In rare cases, PRES can present with edema involving the cerebellum, basal ganglia, brain stem, and more anterior structures such as the frontal lobe [5]. Due to overlapping findings between PRES and CJD, it may be feasible to encourage the use of alternative methods to establish the diagnosis of CJD. RT-QuIC is a new CSF test shown to have a sensitivity of 85-87% and specificity of 99-100% for sCJD [12]. This new technique makes use of recombinant prion protein (rPrP) that induces aggregates when CSF fluid containing the disease-associated form, PrPSc, is added [13]. Thioflavin T (ThT) is then introduced to bind to aggregated PrPSc and cause monitorable ThT emissions in real time [13]. While this new method has a higher sensitivity and specificity than either 14-3-3 or tau protein, it is not without shortcomings; for example, if the CSF has total protein concentrations of >1.0 g/L and an elevated white cell count, it can lead to false-positive results [14].
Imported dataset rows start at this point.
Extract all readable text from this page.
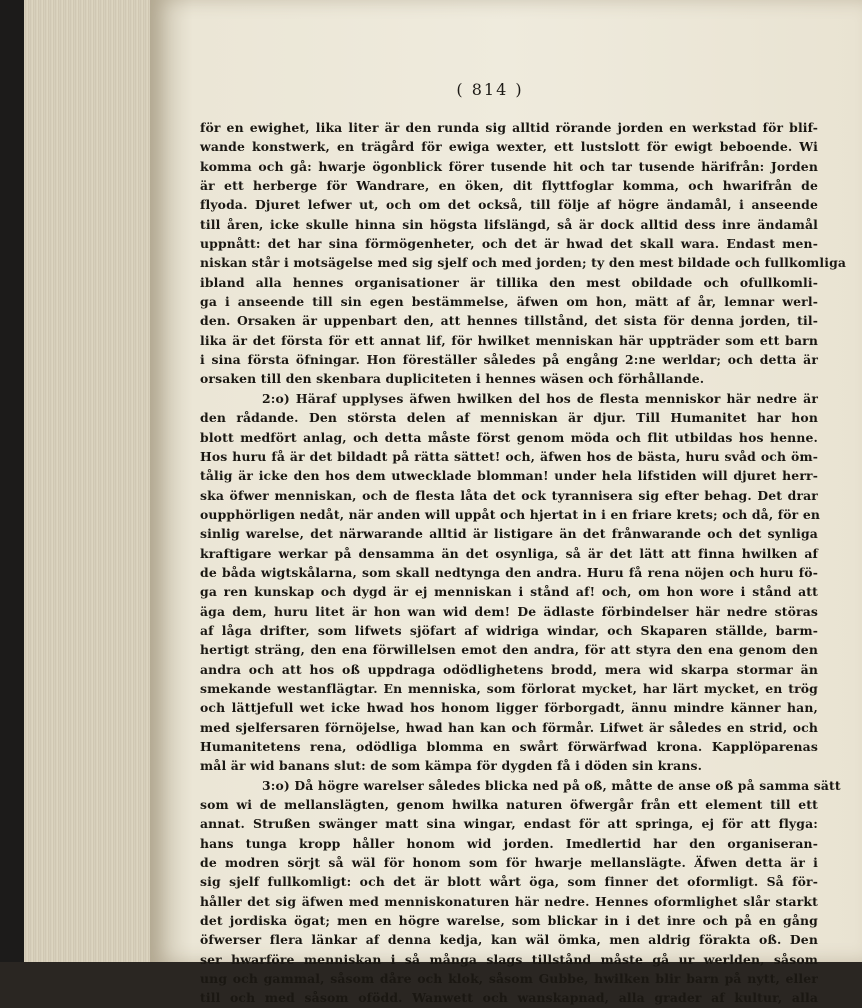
( 814 )
för en ewighet, lika liter är den runda sig alltid rörande jorden en werkstad för blif-
wande konstwerk, en trägård för ewiga wexter, ett lustslott för ewigt beboende. Wi
komma och gå: hwarje ögonblick förer tusende hit och tar tusende härifrån: Jorden
är ett herberge för Wandrare, en öken, dit flyttfoglar komma, och hwarifrån de
flyoda. Djuret lefwer ut, och om det också, till följe af högre ändamål, i anseende
till åren, icke skulle hinna sin högsta lifslängd, så är dock alltid dess inre ändamål
uppnått: det har sina förmögenheter, och det är hwad det skall wara. Endast men-
niskan står i motsägelse med sig sjelf och med jorden; ty den mest bildade och fullkomliga
ibland alla hennes organisationer är tillika den mest obildade och ofullkomli-
ga i anseende till sin egen bestämmelse, äfwen om hon, mätt af år, lemnar werl-
den. Orsaken är uppenbart den, att hennes tillstånd, det sista för denna jorden, til-
lika är det första för ett annat lif, för hwilket menniskan här uppträder som ett barn
i sina första öfningar. Hon föreställer således på engång 2:ne werldar; och detta är
orsaken till den skenbara dupliciteten i hennes wäsen och förhållande.
2:o) Häraf upplyses äfwen hwilken del hos de flesta menniskor här nedre är
den rådande. Den största delen af menniskan är djur. Till Humanitet har hon
blott medfört anlag, och detta måste först genom möda och flit utbildas hos henne.
Hos huru få är det bildadt på rätta sättet! och, äfwen hos de bästa, huru svåd och öm-
tålig är icke den hos dem utwecklade blomman! under hela lifstiden will djuret herr-
ska öfwer menniskan, och de flesta låta det ock tyrannisera sig efter behag. Det drar
oupphörligen nedåt, när anden will uppåt och hjertat in i en friare krets; och då, för en
sinlig warelse, det närwarande alltid är listigare än det frånwarande och det synliga
kraftigare werkar på densamma än det osynliga, så är det lätt att finna hwilken af
de båda wigtskålarna, som skall nedtynga den andra. Huru få rena nöjen och huru fö-
ga ren kunskap och dygd är ej menniskan i stånd af! och, om hon wore i stånd att
äga dem, huru litet är hon wan wid dem! De ädlaste förbindelser här nedre störas
af låga drifter, som lifwets sjöfart af widriga windar, och Skaparen ställde, barm-
hertigt sträng, den ena förwillelsen emot den andra, för att styra den ena genom den
andra och att hos oß uppdraga odödlighetens brodd, mera wid skarpa stormar än
smekande westanflägtar. En menniska, som förlorat mycket, har lärt mycket, en trög
och lättjefull wet icke hwad hos honom ligger förborgadt, ännu mindre känner han,
med sjelfersaren förnöjelse, hwad han kan och förmår. Lifwet är således en strid, och
Humanitetens rena, odödliga blomma en swårt förwärfwad krona. Kapplöparenas
mål är wid banans slut: de som kämpa för dygden få i döden sin krans.
3:o) Då högre warelser således blicka ned på oß, måtte de anse oß på samma sätt
som wi de mellanslägten, genom hwilka naturen öfwergår från ett element till ett
annat. Strußen swänger matt sina wingar, endast för att springa, ej för att flyga:
hans tunga kropp håller honom wid jorden. Imedlertid har den organiseran-
de modren sörjt så wäl för honom som för hwarje mellanslägte. Äfwen detta är i
sig sjelf fullkomligt: och det är blott wårt öga, som finner det oformligt. Så för-
håller det sig äfwen med menniskonaturen här nedre. Hennes oformlighet slår starkt
det jordiska ögat; men en högre warelse, som blickar in i det inre och på en gång
öfwerser flera länkar af denna kedja, kan wäl ömka, men aldrig förakta oß. Den
ser hwarföre menniskan i så många slags tillstånd måste gå ur werlden, såsom
ung och gammal, såsom dåre och klok, såsom Gubbe, hwilken blir barn på nytt, eller
till och med såsom ofödd. Wanwett och wanskapnad, alla grader af kultur, alla
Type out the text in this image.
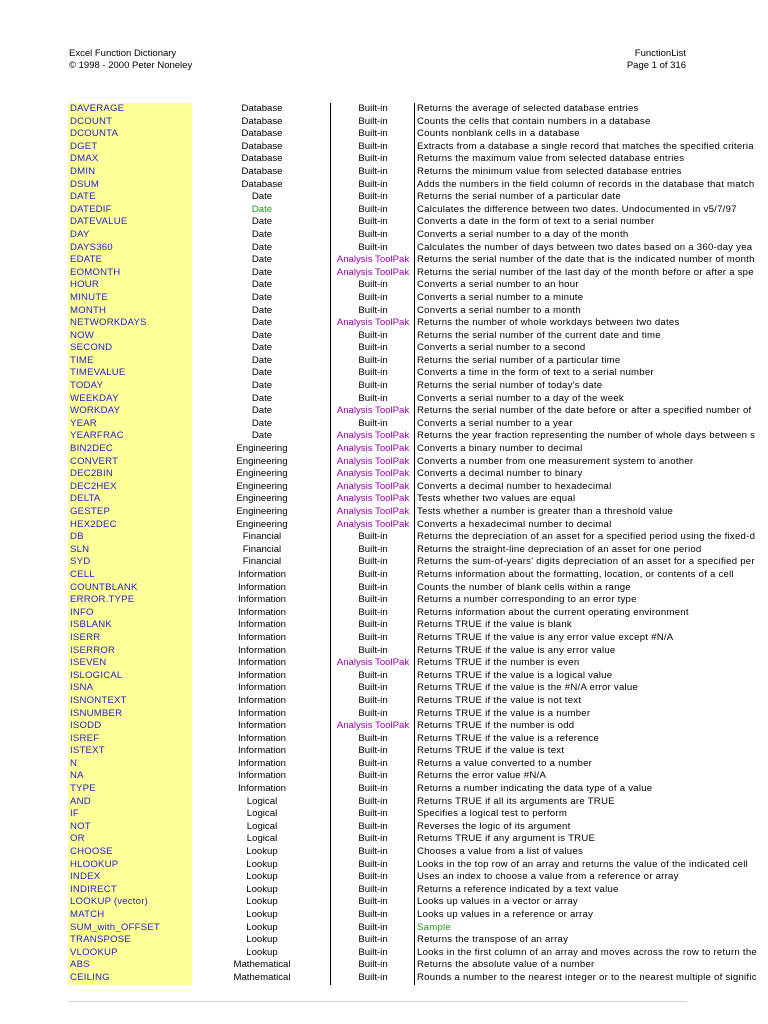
Excel Function Dictionary
© 1998 - 2000 Peter Noneley
FunctionList
Page 1 of 316
DAVERAGE	Database	Built-in	Returns the average of selected database entries
DCOUNT	Database	Built-in	Counts the cells that contain numbers in a database
DCOUNTA	Database	Built-in	Counts nonblank cells in a database
DGET	Database	Built-in	Extracts from a database a single record that matches the specified criteria
DMAX	Database	Built-in	Returns the maximum value from selected database entries
DMIN	Database	Built-in	Returns the minimum value from selected database entries
DSUM	Database	Built-in	Adds the numbers in the field column of records in the database that match
DATE	Date	Built-in	Returns the serial number of a particular date
DATEDIF	Date	Built-in	Calculates the difference between two dates. Undocumented in v5/7/97
DATEVALUE	Date	Built-in	Converts a date in the form of text to a serial number
DAY	Date	Built-in	Converts a serial number to a day of the month
DAYS360	Date	Built-in	Calculates the number of days between two dates based on a 360-day yea
EDATE	Date	Analysis ToolPak Returns the serial number of the date that is the indicated number of month
EOMONTH	Date	Analysis ToolPak Returns the serial number of the last day of the month before or after a spe
HOUR	Date	Built-in	Converts a serial number to an hour
MINUTE	Date	Built-in	Converts a serial number to a minute
MONTH	Date	Built-in	Converts a serial number to a month
NETWORKDAYS	Date	Analysis ToolPak Returns the number of whole workdays between two dates
NOW	Date	Built-in	Returns the serial number of the current date and time
SECOND	Date	Built-in	Converts a serial number to a second
TIME	Date	Built-in	Returns the serial number of a particular time
TIMEVALUE	Date	Built-in	Converts a time in the form of text to a serial number
TODAY	Date	Built-in	Returns the serial number of today's date
WEEKDAY	Date	Built-in	Converts a serial number to a day of the week
WORKDAY	Date	Analysis ToolPak Returns the serial number of the date before or after a specified number of
YEAR	Date	Built-in	Converts a serial number to a year
YEARFRAC	Date	Analysis ToolPak Returns the year fraction representing the number of whole days between s
BIN2DEC	Engineering	Analysis ToolPak Converts a binary number to decimal
CONVERT	Engineering	Analysis ToolPak Converts a number from one measurement system to another
DEC2BIN	Engineering	Analysis ToolPak Converts a decimal number to binary
DEC2HEX	Engineering	Analysis ToolPak Converts a decimal number to hexadecimal
DELTA	Engineering	Analysis ToolPak Tests whether two values are equal
GESTEP	Engineering	Analysis ToolPak Tests whether a number is greater than a threshold value
HEX2DEC	Engineering	Analysis ToolPak Converts a hexadecimal number to decimal
DB	Financial	Built-in	Returns the depreciation of an asset for a specified period using the fixed-d
SLN	Financial	Built-in	Returns the straight-line depreciation of an asset for one period
SYD	Financial	Built-in	Returns the sum-of-years' digits depreciation of an asset for a specified per
CELL	Information	Built-in	Returns information about the formatting, location, or contents of a cell
COUNTBLANK	Information	Built-in	Counts the number of blank cells within a range
ERROR.TYPE	Information	Built-in	Returns a number corresponding to an error type
INFO	Information	Built-in	Returns information about the current operating environment
ISBLANK	Information	Built-in	Returns TRUE if the value is blank
ISERR	Information	Built-in	Returns TRUE if the value is any error value except #N/A
ISERROR	Information	Built-in	Returns TRUE if the value is any error value
ISEVEN	Information	Analysis ToolPak Returns TRUE if the number is even
ISLOGICAL	Information	Built-in	Returns TRUE if the value is a logical value
ISNA	Information	Built-in	Returns TRUE if the value is the #N/A error value
ISNONTEXT	Information	Built-in	Returns TRUE if the value is not text
ISNUMBER	Information	Built-in	Returns TRUE if the value is a number
ISODD	Information	Analysis ToolPak Returns TRUE if the number is odd
ISREF	Information	Built-in	Returns TRUE if the value is a reference
ISTEXT	Information	Built-in	Returns TRUE if the value is text
N	Information	Built-in	Returns a value converted to a number
NA	Information	Built-in	Returns the error value #N/A
TYPE	Information	Built-in	Returns a number indicating the data type of a value
AND	Logical	Built-in	Returns TRUE if all its arguments are TRUE
IF	Logical	Built-in	Specifies a logical test to perform
NOT	Logical	Built-in	Reverses the logic of its argument
OR	Logical	Built-in	Returns TRUE if any argument is TRUE
CHOOSE	Lookup	Built-in	Chooses a value from a list of values
HLOOKUP	Lookup	Built-in	Looks in the top row of an array and returns the value of the indicated cell
INDEX	Lookup	Built-in	Uses an index to choose a value from a reference or array
INDIRECT	Lookup	Built-in	Returns a reference indicated by a text value
LOOKUP (vector)	Lookup	Built-in	Looks up values in a vector or array
MATCH	Lookup	Built-in	Looks up values in a reference or array
SUM_with_OFFSET	Lookup	Built-in	Sample
TRANSPOSE	Lookup	Built-in	Returns the transpose of an array
VLOOKUP	Lookup	Built-in	Looks in the first column of an array and moves across the row to return the
ABS	Mathematical	Built-in	Returns the absolute value of a number
CEILING	Mathematical	Built-in	Rounds a number to the nearest integer or to the nearest multiple of signific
This work has been presented as an abstract at the Neurocritical Care Society (NCS) 16th Annual Meeting (https://link.springer.com/article/10.1007%2Fs12028-018-0606-9).

Conclusions

CJD is a subset of a larger family of fatal neurodegenerative disorders known as transmissible spongiform encephalopathies. We reported an atypical presentation of CJD with brain MRI features resembling PRES. CJD may have variable MRI features and a high degree of suspicion is required to establish the diagnosis.